Natural monument in Rio de Janeiro, Brazil

The Sugarloaf Mountain and Urca Hill Natural Monument (Monumento Natural Dos Morros Do Pão De Açúcar e Da Urca) is a natural monument in the city of Rio de Janeiro, Brazil. It protects the Sugarloaf Mountain and the adjoining Morro da Urca, distinctive landmarks of the city.

==Location==

The Sugarloaf Mountain and Urca Hill Natural Monument has an area of 91.5 ha.
The monument is located in the neighborhood of Urca, near where the first settlement of the city of Rio de Janeiro was made.
Attractions include the "Bondinho" cable car ride, inaugurated in 1912, Cláudio Coutinho Track (with information boards about the geology and ecology) for running or walking, the Morro da Urca trail with views of Corcovado, Copacabana, Botafogo and Guanabara Bay, and many rock climbing routes.

==Geology==
The two peaks are typical outcrops of augen gneiss, the same gneiss that forms the steep rock walls of the city. Kinzigite gneiss, less resistant to weathering, is present in the depression between Urca Hill and Sugar Loaf. The augen gneiss represents a deformed and recrystallized porphyritic granite that intruded into the kinzigite. These metasedimentary rocks are Mesoproterozoic to Neoproterozoic in age. These Coastal Massifs form the eastern portion of Guanabara Bay.

==History==

The city of Rio de Janeiro was founded near to the Sugarloaf Mountain, then an island, on 1 March 1565.
The site was chosen to guard the entrance to Guanabara Bay, and the mountain was important as a signalling point.
A landfill connected the island to the mainland in 1697, and various buildings were erected to defend the territory, but the Urca urban neighborhood was only built 300 years after the city was founded.

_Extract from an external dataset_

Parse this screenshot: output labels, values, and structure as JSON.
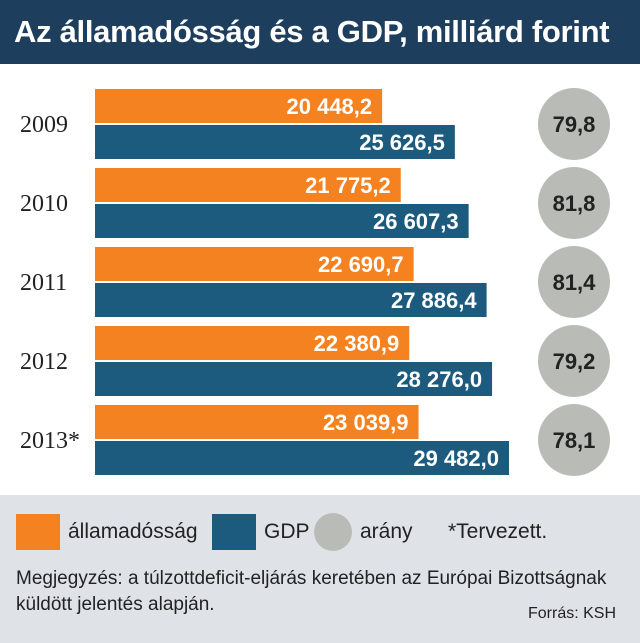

The Sugarloaf Mountain and Urca Hill Natural Monument was created by the city of Rio de Janeiro by municipal decree 26578 of 1 June 2006.
The objectives are to guarantee green spaces for leisure in a natural area, and to conserve, protect and recover the existing Atlantic Forest ecosystem and landscape.
The consultative council is chaired by the Municipal Environmental Secretariat, which administers the monument.
The natural monument is part of the Carioca Mosaic, created in 2011.
The monument became part of a World Heritage Site declared by UNESCO in 2012.
The management plan was published in October 2013.